Boat repair can be tricky because of the inaccessibility of some parts. On the other hand, most systems in a boat are intentionally simple. Further, they're very heavy-duty. You can't really break much working on your boat. Your typical household bathroom sink drain, for example, has pretty thin tubing -- just enough to guide water to the plumbing stack. Don't over-tighten. Our galley sink drains are crush-proof, harsh-chemical-proof, multi-layer exhaust hose, designed to last decades under harsh marine conditions. You can't over-tighten.
But, the deck repair is curing in the shed. So, we're kind of stalled. There's only so much browsing and shopping one can handle. There are jobs that need to be done. And we're not doing them.

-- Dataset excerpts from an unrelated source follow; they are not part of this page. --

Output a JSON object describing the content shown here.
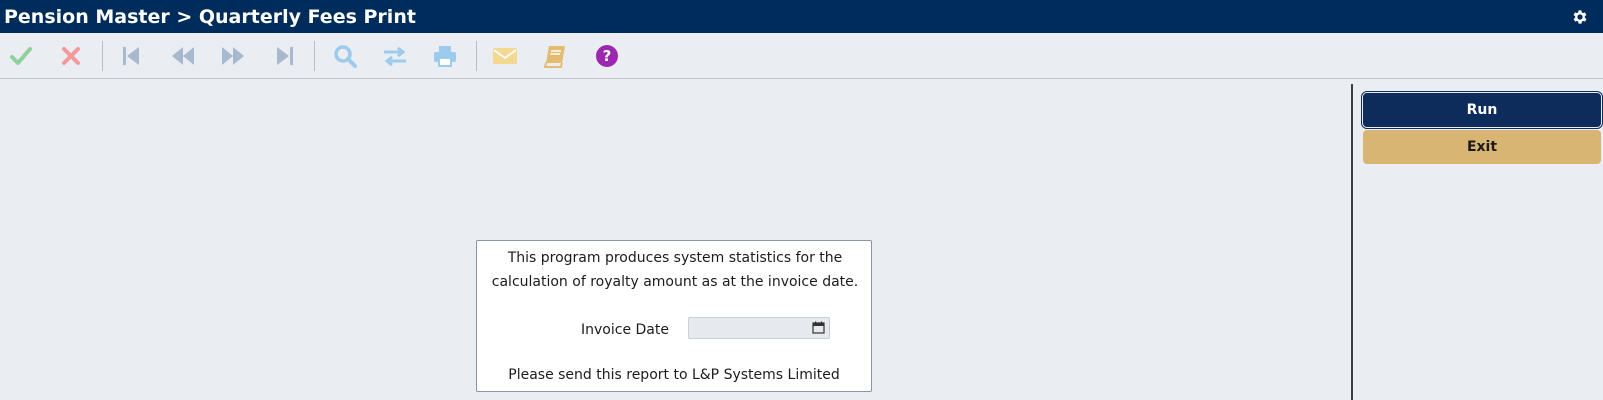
{
  "header": {
    "title": "Pension Master > Quarterly Fees Print",
    "settings_icon": "gear-icon"
  },
  "toolbar": {
    "items": [
      {
        "name": "accept",
        "icon": "check-icon",
        "color": "#8ed19a"
      },
      {
        "name": "cancel",
        "icon": "close-icon",
        "color": "#f29a9a"
      },
      {
        "name": "first",
        "icon": "first-record-icon",
        "color": "#a7b9cf"
      },
      {
        "name": "previous",
        "icon": "previous-record-icon",
        "color": "#a7b9cf"
      },
      {
        "name": "next",
        "icon": "next-record-icon",
        "color": "#a7b9cf"
      },
      {
        "name": "last",
        "icon": "last-record-icon",
        "color": "#a7b9cf"
      },
      {
        "name": "search",
        "icon": "search-icon",
        "color": "#9ccbee"
      },
      {
        "name": "swap",
        "icon": "swap-icon",
        "color": "#9ccbee"
      },
      {
        "name": "print",
        "icon": "print-icon",
        "color": "#9ccbee"
      },
      {
        "name": "email",
        "icon": "mail-icon",
        "color": "#f3d88f"
      },
      {
        "name": "notes",
        "icon": "book-icon",
        "color": "#e5bb6f"
      },
      {
        "name": "help",
        "icon": "help-icon",
        "color": "#9c27b0"
      }
    ]
  },
  "actions": {
    "run_label": "Run",
    "exit_label": "Exit"
  },
  "form": {
    "description": "This program produces system statistics for the calculation of royalty amount as at the invoice date.",
    "invoice_date_label": "Invoice Date",
    "invoice_date_value": "",
    "note": "Please send this report to L&P Systems Limited"
  },
  "colors": {
    "header_bg": "#002c5b",
    "run_bg": "#0d2c5c",
    "exit_bg": "#d9b574",
    "page_bg": "#eaedf1"
  }
}
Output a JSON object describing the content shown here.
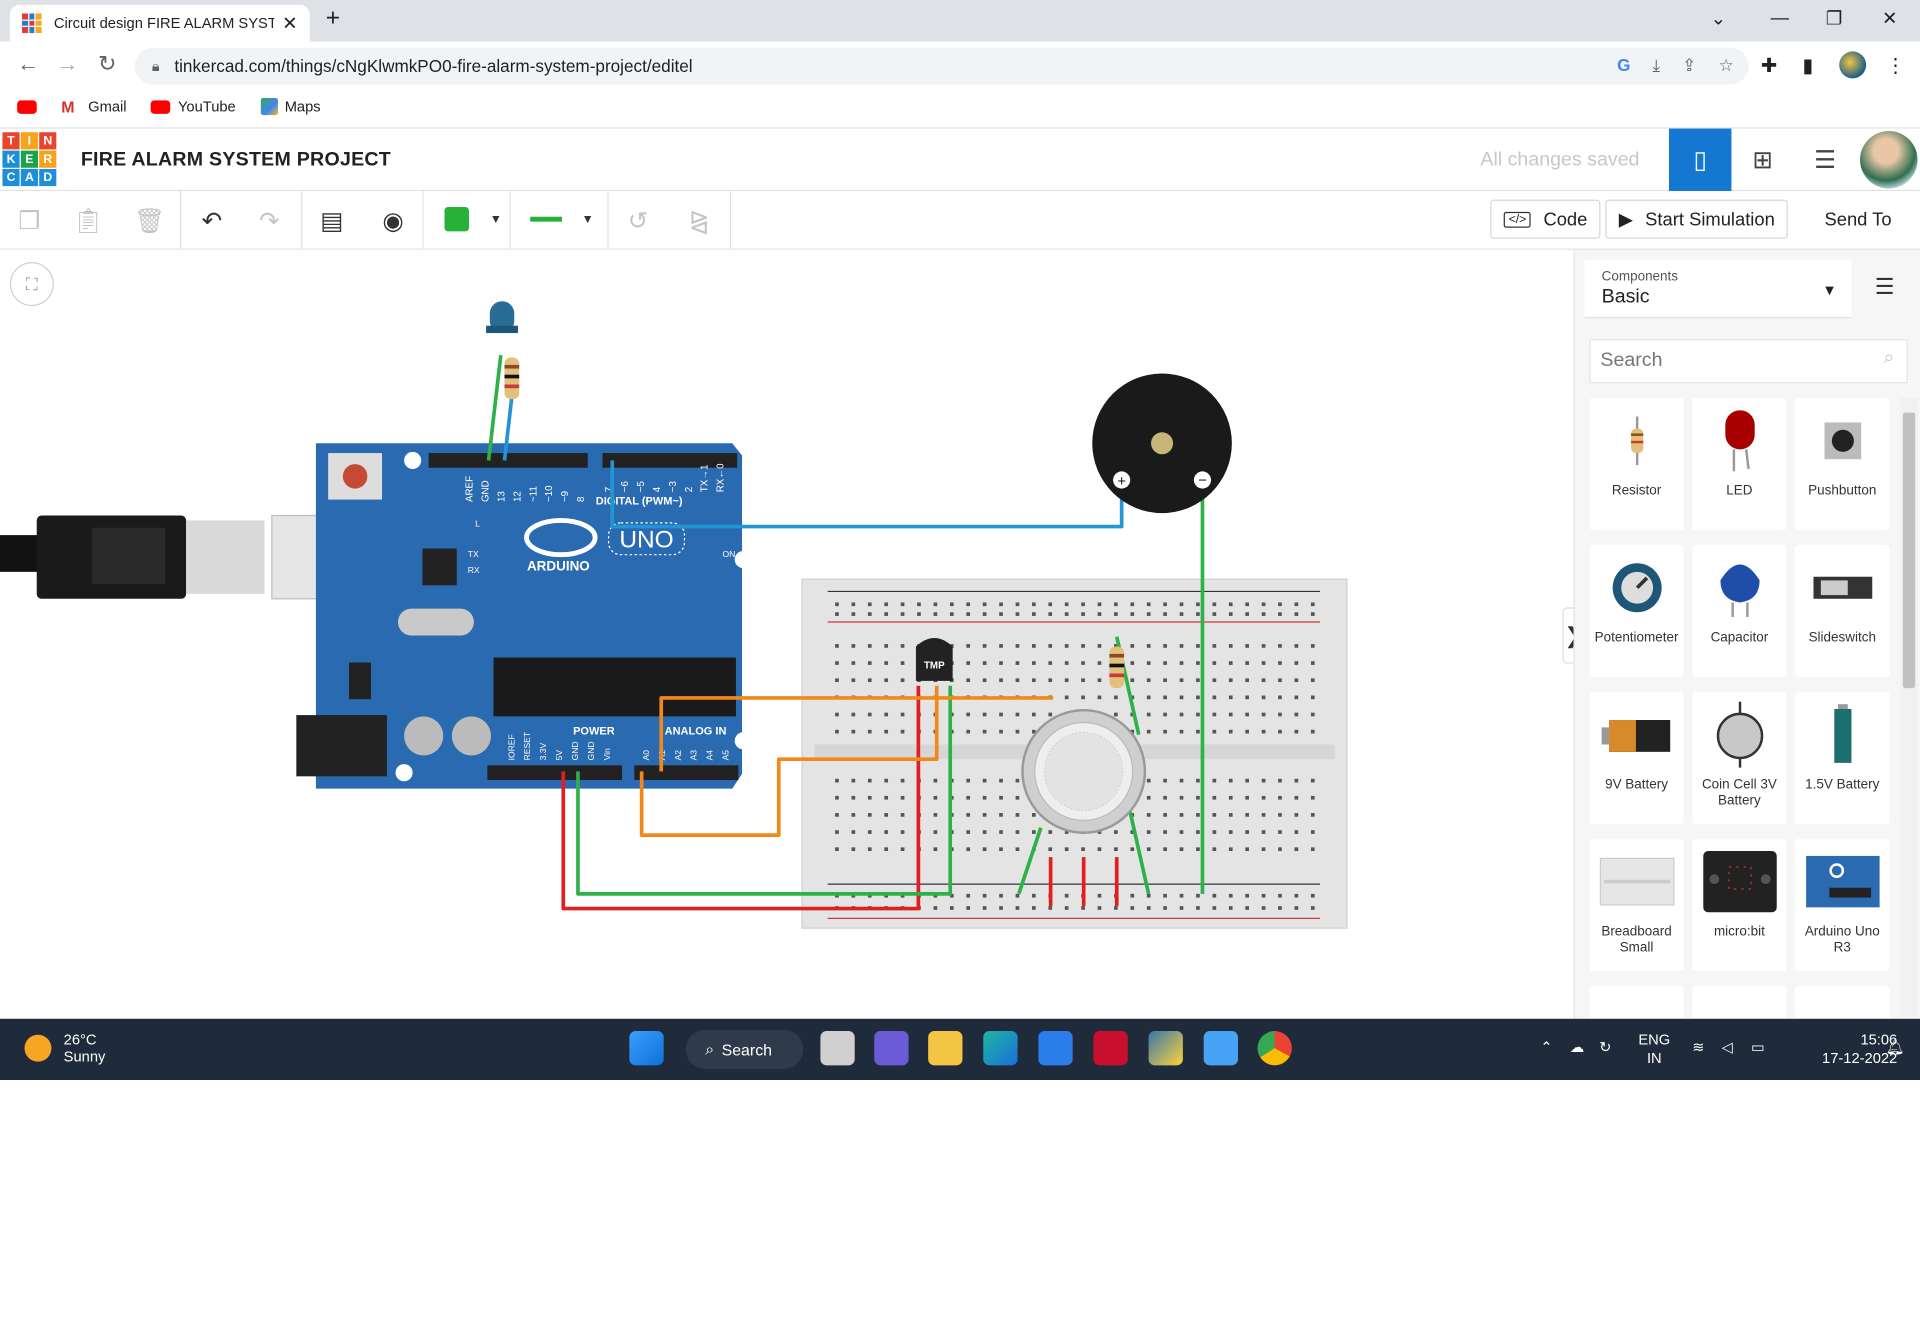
{
  "browser": {
    "tab_title": "Circuit design FIRE ALARM SYSTE",
    "url": "tinkercad.com/things/cNgKlwmkPO0-fire-alarm-system-project/editel",
    "bookmarks": [
      "Gmail",
      "YouTube",
      "Maps"
    ]
  },
  "header": {
    "logo_letters": [
      "T",
      "I",
      "N",
      "K",
      "E",
      "R",
      "C",
      "A",
      "D"
    ],
    "project_title": "FIRE ALARM SYSTEM PROJECT",
    "save_status": "All changes saved"
  },
  "toolbar": {
    "code_label": "Code",
    "start_sim_label": "Start Simulation",
    "send_to_label": "Send To",
    "wire_color": "#26b23a"
  },
  "circuit": {
    "arduino_brand": "ARDUINO",
    "arduino_model": "UNO",
    "digital_label": "DIGITAL (PWM~)",
    "power_label": "POWER",
    "analog_label": "ANALOG IN",
    "on_label": "ON",
    "tmp_label": "TMP",
    "pin_labels_top": [
      "AREF",
      "GND",
      "13",
      "12",
      "~11",
      "~10",
      "~9",
      "8",
      "7",
      "~6",
      "~5",
      "4",
      "~3",
      "2",
      "TX→1",
      "RX←0"
    ],
    "pin_labels_bottom": [
      "IOREF",
      "RESET",
      "3.3V",
      "5V",
      "GND",
      "GND",
      "Vin",
      "A0",
      "A1",
      "A2",
      "A3",
      "A4",
      "A5"
    ],
    "tx_label": "TX",
    "rx_label": "RX",
    "l_label": "L"
  },
  "panel": {
    "components_label": "Components",
    "components_value": "Basic",
    "search_placeholder": "Search",
    "components": [
      "Resistor",
      "LED",
      "Pushbutton",
      "Potentiometer",
      "Capacitor",
      "Slideswitch",
      "9V Battery",
      "Coin Cell 3V Battery",
      "1.5V Battery",
      "Breadboard Small",
      "micro:bit",
      "Arduino Uno R3"
    ]
  },
  "taskbar": {
    "temperature": "26°C",
    "weather": "Sunny",
    "search_label": "Search",
    "lang": "ENG",
    "region": "IN",
    "time": "15:06",
    "date": "17-12-2022"
  }
}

This weekend, we could have finished rebuilding the windlass, for example. But, instead, we just sort of goofed off and felt guilty about it. While a "free" weekend is fun, we need to get past the guilt over the jobs that aren't getting done.
The boat as focus is a great thing: everyone needs a focus.
One could say "the boat anchors our lives," but that's a terrible metaphor. People without boats need anchors: family, church, friends, community. People with boats need the same things, but with a different metaphor.
One could say "the boat is the wind in our sails," but that's just as awful. People without boats need the push of some driving wind: charity, justice, freedom, opportunity, faith, hope, love. We all need driving forces; additionally, boat people need better metaphors.
So, rather than do something useful, we've been enumerating bad boat metaphors. It really isn't a bad thing to do, and we should get over the guilt.